Verordnungder Landesregierung über die Gewährung einerbesonderen Zulage an die Landesbediensteten
Auf Grund des § 56 Abs. 4 in Verbindung mit § 120 des Landesbedienstetengesetzes, LGBl. Nr. 1/1988 in der Fassung LGBl. Nr. 25/1998, wird verordnet:
§ 1
Den Landesbediensteten ist zum Gehalt einschließlich besonderer Zulagen und Teuerungszulagen eine weitere besondere Zulage im Ausmaß von 0,4 v.H. zu gewähren.
§ 2
Das Gehalt der Landesangestellten in handwerklicher Verwendung in
der Gehaltsgruppe I erhöht sich unter Berücksichtigung der
Teuerungsabgeltung und der besonderen Zulage gemäß § 1 in der
Dienstaltersstufe 1 um 451,-- S auf 20.353,-- S
Dienstaltersstufe 2 um 654,-- S auf 20.633,-- S
Dienstaltersstufe 3 um 708,-- S auf 20.914,-- S
Dienstaltersstufe 4 um 781,-- S auf 21.191,-- S.
§ 3
(1) Die Verordnungen über die Gewährung besonderer Zulagen an Landesbedienstete, LGBl. Nr. 28/1972, Nr. 49/1979 und Nr. 47/1981, Nr. 53/ 1984, Nr. 51/1985, Nr. 71/1987, Nr. 66/1988, Nr. 3/1990, Nr. 45/1990, Nr. 59/1991 und Nr. 53/1992, bleiben unberührt. Sie gelten nicht für Landesangestellte in handwerklicher Verwendung.

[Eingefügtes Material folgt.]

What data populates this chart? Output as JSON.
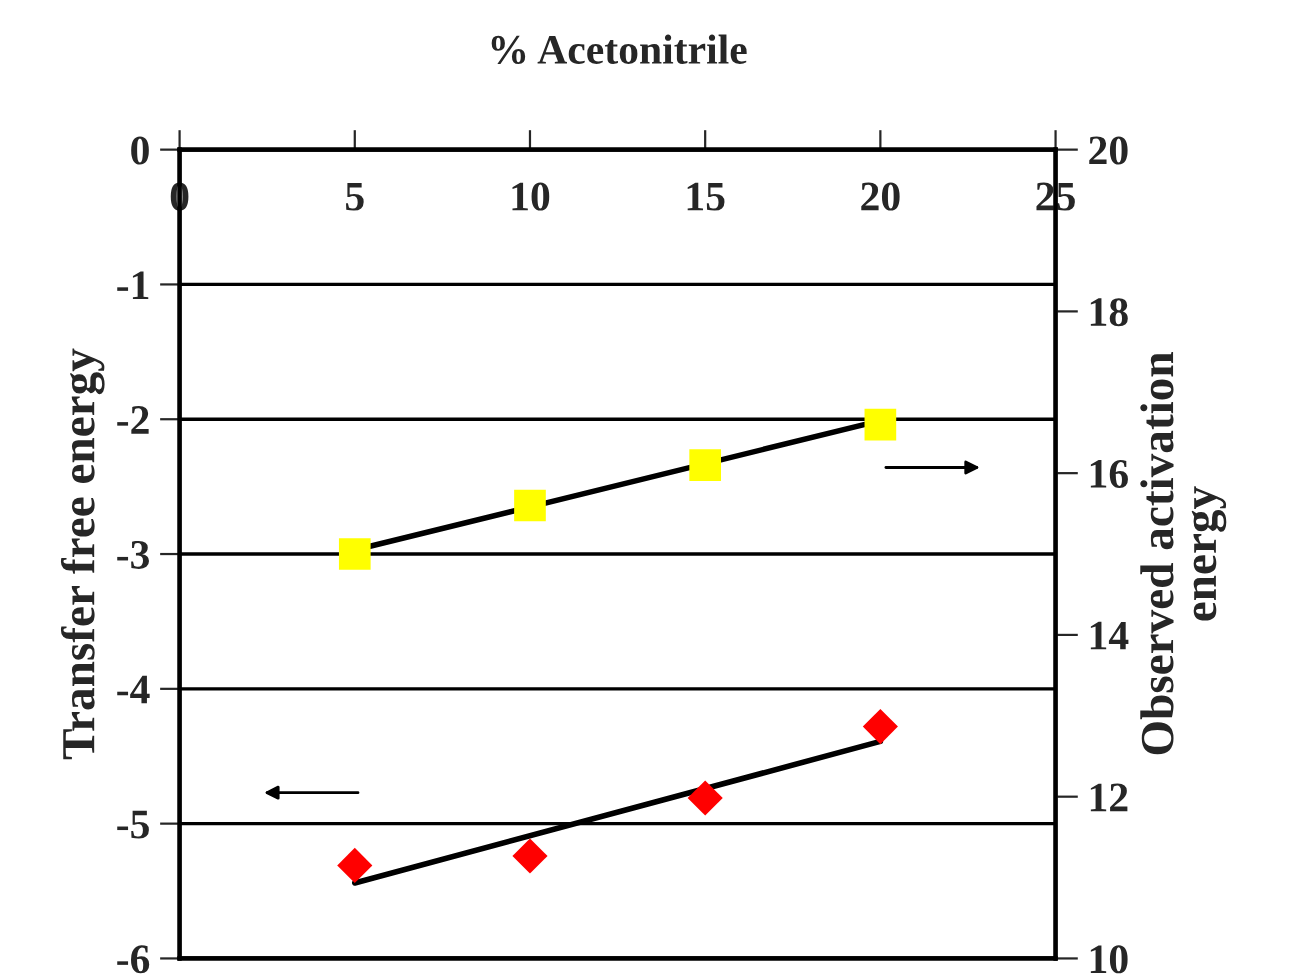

(2) Die Verordnung über die Gewährung einer besonderen Zulage an die Landesangestellten in handwerklicher Verwendung, LGBl. Nr. 100/1997, bleibt unberührt.
(3) Die Verordnung über die Gewährung eine besonderen Zulage an die Landesbediensteten, LGBl. Nr. 87/1998, bleibt unberührt.
§ 4
Diese Verordnung tritt am 1. Jänner 2000 in Kraft.